Lucha hasta el alba no fue publicada jamás, pero en mi calcañar quedó impresa la cicatriz del machetazo que me liberó del odio de Esaú al precio de dejarme rengo por el resto de mi vida.
Mucho más tarde, en la universidad, escribí una nota. El cuaderno de apuntes se perdió, pero yo recuerdo lo que escribí en esa nota.
«El robo es lo mejor que le puede pasar a la palabra escrita porque siempre está abierta para que todos la usen a su talante. No es propiedad de ningún autor. Está ahí para eso, para que la tome el primero que pasa. Sin la palabra robada nadie habría podido comunicarse. No habría podido ser escrito ningún libro. Ni siquiera los Libros Sacros, que padre tanto aprecia y respeta.»
Oigo aún a mi padre amonestándome:
«Hijo, no escribas. La escritura es el peor veneno para el espíritu.»
Las desgracias ajenas yo las sentía como propias cuando las escribía. No existían otras.
Encontraba hermoso y terrible despegar las angustias ajenas en la letra escrita hasta que se convertían en las desgracias que uno mismo padece.
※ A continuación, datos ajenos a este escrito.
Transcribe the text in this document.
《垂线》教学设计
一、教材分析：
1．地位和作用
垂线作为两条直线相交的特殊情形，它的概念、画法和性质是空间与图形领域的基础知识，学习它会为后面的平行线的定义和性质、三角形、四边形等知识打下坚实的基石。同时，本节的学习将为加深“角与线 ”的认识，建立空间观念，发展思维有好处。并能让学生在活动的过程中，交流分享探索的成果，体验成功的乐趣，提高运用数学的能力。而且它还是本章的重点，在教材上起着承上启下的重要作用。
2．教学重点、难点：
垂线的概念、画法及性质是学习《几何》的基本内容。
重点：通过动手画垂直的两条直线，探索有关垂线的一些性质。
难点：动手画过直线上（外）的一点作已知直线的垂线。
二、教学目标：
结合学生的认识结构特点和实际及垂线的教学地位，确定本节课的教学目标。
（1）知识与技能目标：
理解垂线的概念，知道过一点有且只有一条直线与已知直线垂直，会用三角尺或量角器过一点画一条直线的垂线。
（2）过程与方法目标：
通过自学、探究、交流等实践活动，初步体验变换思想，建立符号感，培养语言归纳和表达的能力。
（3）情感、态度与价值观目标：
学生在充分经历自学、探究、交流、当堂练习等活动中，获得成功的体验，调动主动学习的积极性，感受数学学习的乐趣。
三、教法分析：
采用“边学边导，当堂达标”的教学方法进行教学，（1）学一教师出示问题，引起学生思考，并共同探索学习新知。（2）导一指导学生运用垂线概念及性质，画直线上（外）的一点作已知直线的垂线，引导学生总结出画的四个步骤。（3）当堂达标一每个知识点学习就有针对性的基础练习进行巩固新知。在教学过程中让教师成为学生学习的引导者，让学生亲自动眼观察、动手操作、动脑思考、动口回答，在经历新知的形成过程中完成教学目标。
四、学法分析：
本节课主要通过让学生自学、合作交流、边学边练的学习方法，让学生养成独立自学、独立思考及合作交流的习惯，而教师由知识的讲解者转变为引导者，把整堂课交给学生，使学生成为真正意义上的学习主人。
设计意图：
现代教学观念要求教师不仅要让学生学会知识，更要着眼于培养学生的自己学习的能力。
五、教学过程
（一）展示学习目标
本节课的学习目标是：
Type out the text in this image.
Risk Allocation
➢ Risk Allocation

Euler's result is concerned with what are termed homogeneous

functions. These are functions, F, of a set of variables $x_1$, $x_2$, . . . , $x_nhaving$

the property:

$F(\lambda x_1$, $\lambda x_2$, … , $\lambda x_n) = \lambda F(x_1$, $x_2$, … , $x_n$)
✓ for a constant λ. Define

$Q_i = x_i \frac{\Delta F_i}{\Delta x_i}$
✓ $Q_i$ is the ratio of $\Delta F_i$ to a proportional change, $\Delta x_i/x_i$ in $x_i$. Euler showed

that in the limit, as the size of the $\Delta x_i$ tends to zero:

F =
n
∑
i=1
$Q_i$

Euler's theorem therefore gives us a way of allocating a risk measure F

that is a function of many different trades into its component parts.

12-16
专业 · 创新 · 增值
Expresar el sufrimiento en el momento mismo de producirse.
El doloroso olor de la memoria.
Las filípicas de mi padre eran interminables. Cuando empezaba a despotricar, no se sabía nunca cuándo iba a cambiar y cesar el viento regañón.
El hormigueo de las rodillas del niño penitente hincado sobre la tierra cubierta de pedregullo se transformaba, crecía en dolor, subía por las vértebras hasta regurgitar en mareos y en vómitos.
Me abrazaba a la chimenea. Trepaba por ella hasta la cúspide para arrojarme por el vacío oscuro.
Mi padre decía aún:
– Guarda lo que tienes para que nadie te arrebate tu corona.
Las palabras de mi padre me hacían experimentar un angustioso encogimiento del corazón. Él era un perdedor nato. Había perdido todo. Era un pobre de solemnidad. Un misacantano que no tenía más corona que el rapado de la tonsura. Hasta el día de su muerte lució ese rapado circular en la coronilla como otra cicatriz de los parásitos.
– ¡Mantente firme, hijo mío! ¡Mantente firme en la pureza de tu corazón!…
– ¡Padre mío, padre mío, perdóneme!… -plañía yo transido de pena-. He pecado gravemente contra el cielo, contra el espíritu y contra usted… pero al menos déjeme habitar el rincón más pobre de la casa, en el corral de las vacas, en el cobertizo del excusado…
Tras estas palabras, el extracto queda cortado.